ECLI:NL:CRVB:2018:2645
Centrale Raad van Beroep
- Hoger beroep
- Rechtspraak.nl
Beoordeling van de belastbaarheid van appellante in het kader van WIA-uitkering na herbeoordeling door het Uwv
In deze zaak heeft de Centrale Raad van Beroep op 22 augustus 2018 uitspraak gedaan in hoger beroep over de WIA-uitkering van appellante, die sinds mei 2006 met hoofdpijnklachten uitgevallen is. Appellante ontving vanaf 2008 een loongerelateerde WGA-uitkering, die in 2011 werd omgezet naar een WGA-loonaanvullingsuitkering. Het Uwv heeft in een herbeoordeling op 12 augustus 2015 vastgesteld dat appellante per 12 oktober 2015 minder dan 35% arbeidsongeschikt is, wat leidde tot het stopzetten van haar WIA-uitkering. Appellante heeft bezwaar aangetekend, maar het Uwv heeft dit ongegrond verklaard.
In beroep heeft appellante opnieuw medische informatie ingediend, waaronder verklaringen van haar huisarts en een psycholoog. De rechtbank Den Haag heeft het beroep van appellante ongegrond verklaard, waarbij zij het medisch onderzoek zorgvuldig achtte en geen reden zag om te twijfelen aan de conclusies van het Uwv. Appellante heeft in hoger beroep herhaald dat haar medische toestand is verslechterd en dat haar klachten zijn onderschat.

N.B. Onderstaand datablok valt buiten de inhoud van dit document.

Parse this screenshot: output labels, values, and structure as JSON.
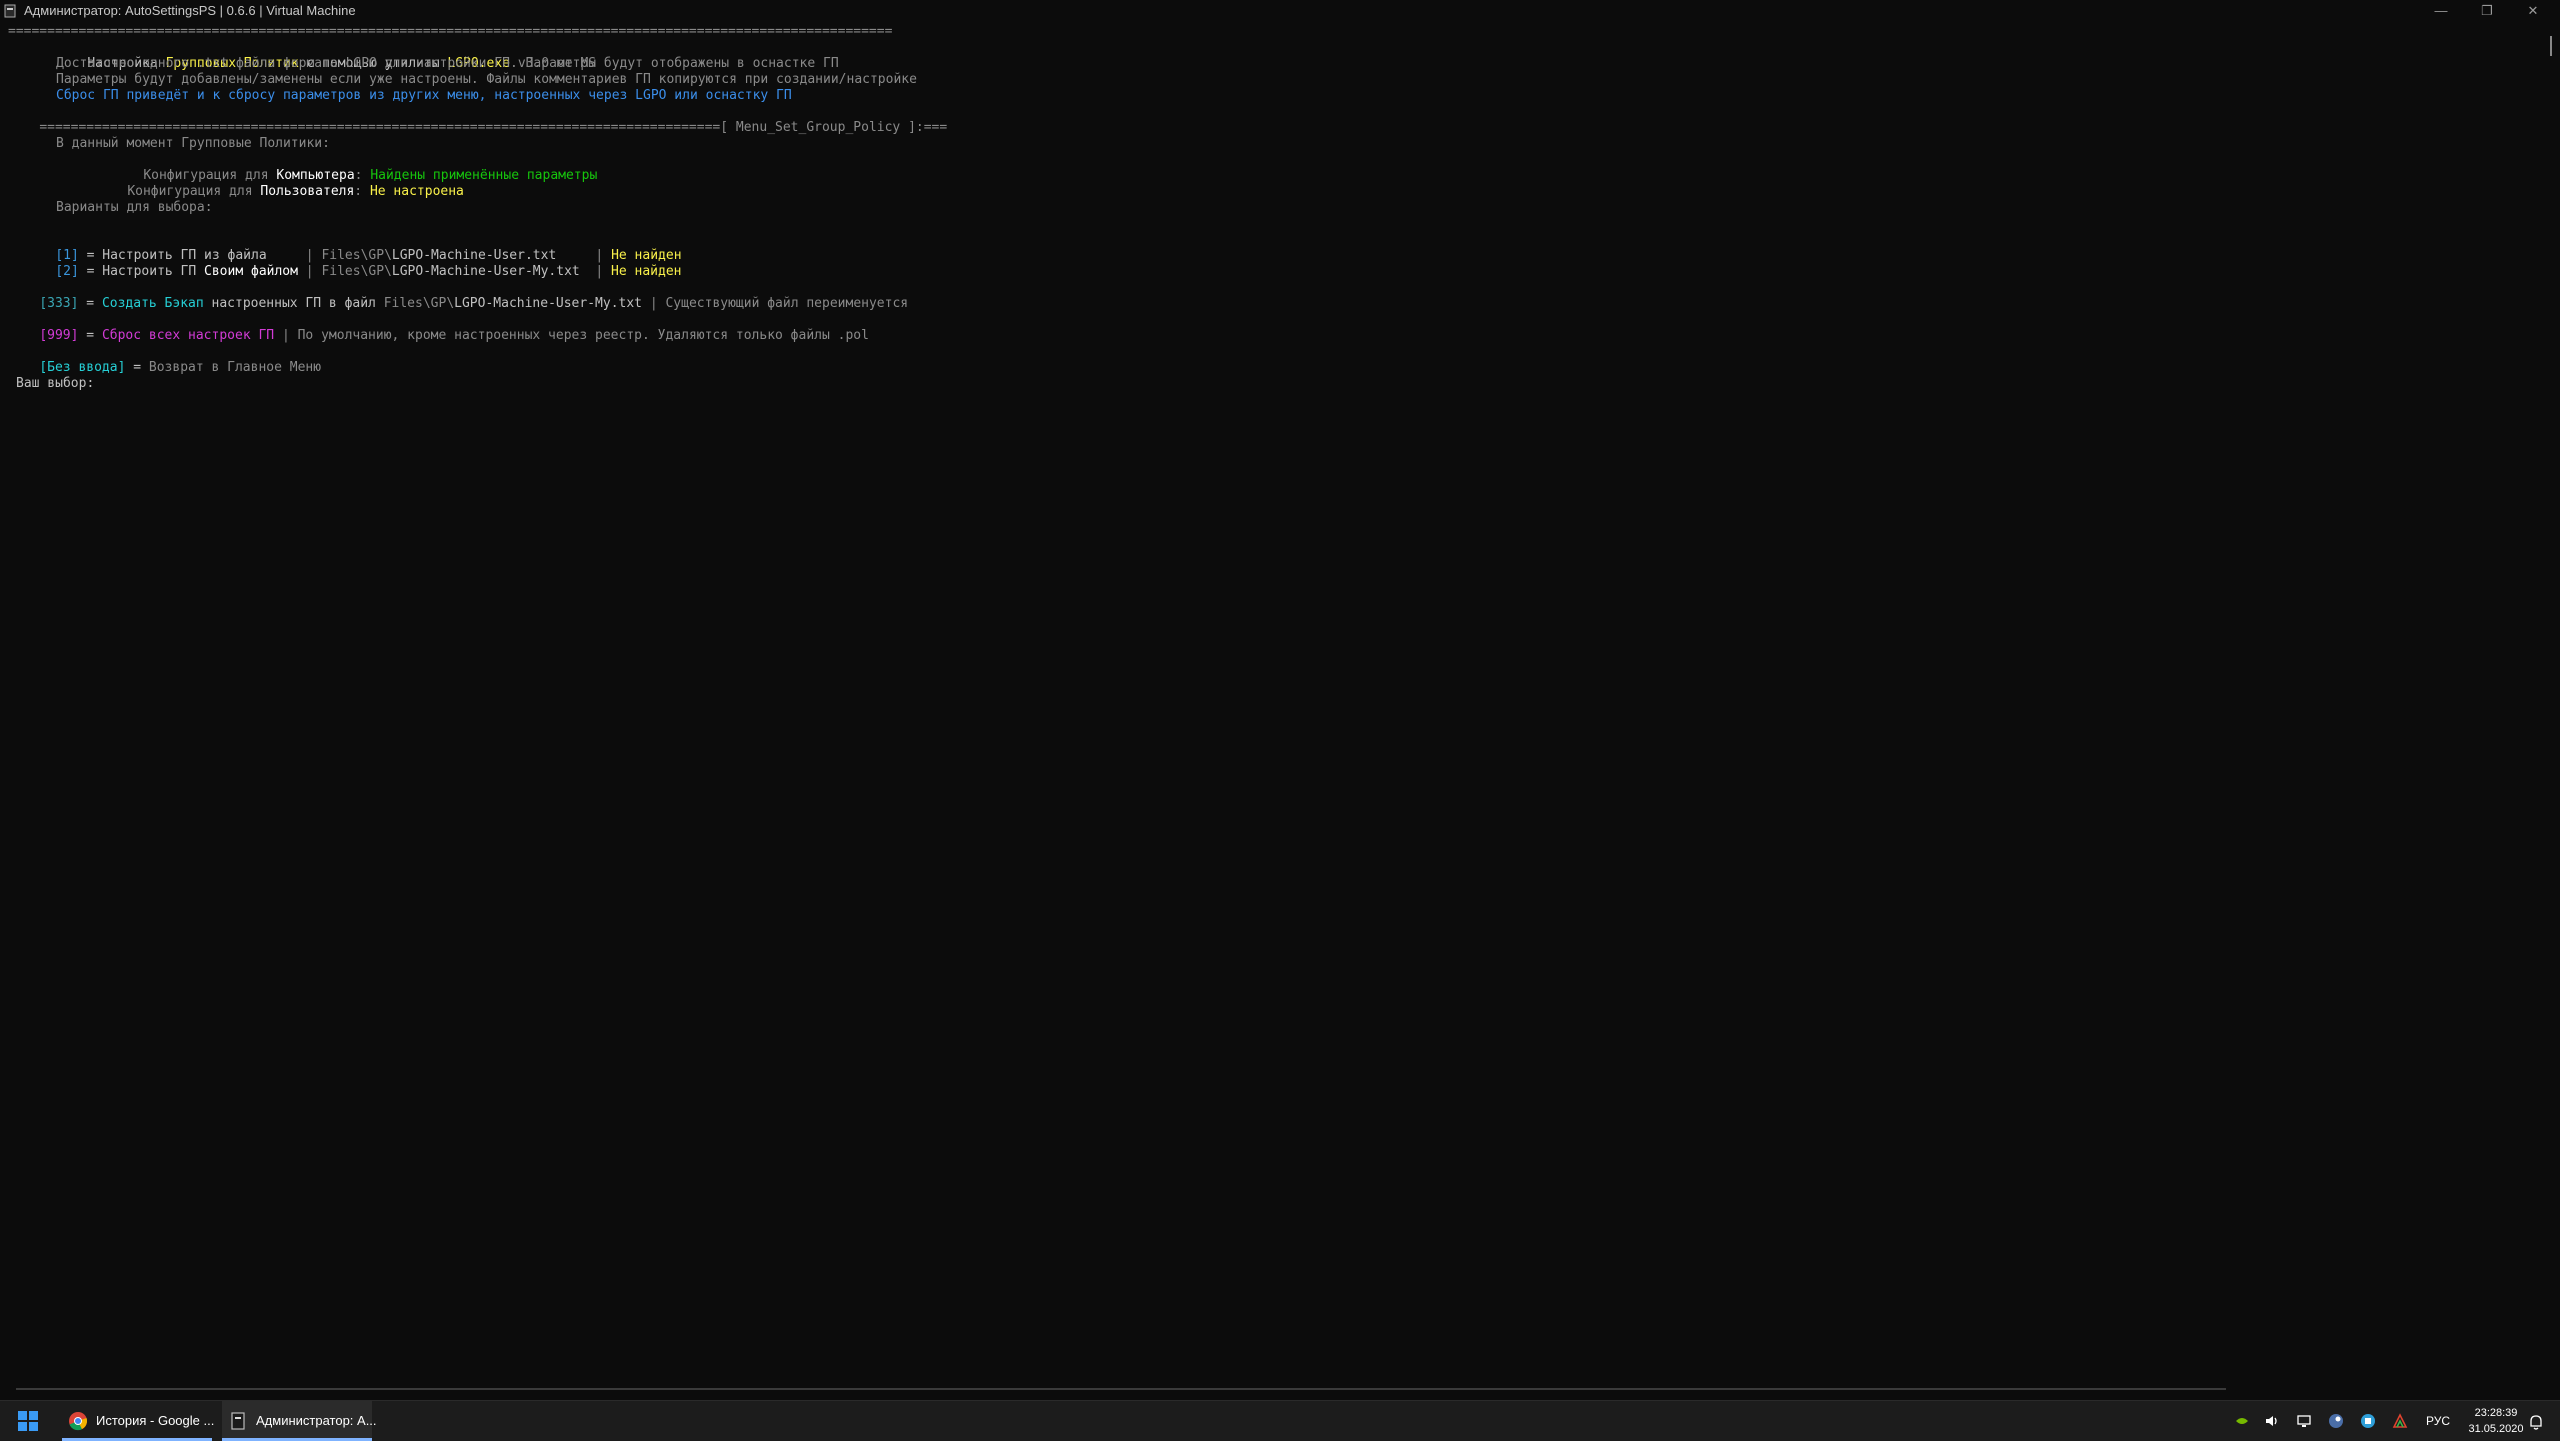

De Centrale Raad van Beroep heeft in haar beoordeling vastgesteld dat appellante in hoger beroep geen nieuwe objectieve medische gegevens heeft ingebracht die haar standpunt onderbouwen. De Raad onderschrijft de overwegingen van de rechtbank en concludeert dat de beschikbare gedingstukken geen aanleiding geven tot twijfel aan de juistheid van de conclusies van de verzekeringsartsen. De Raad bevestigt de aangevallen uitspraak en ziet geen aanleiding voor een veroordeling in de proceskosten.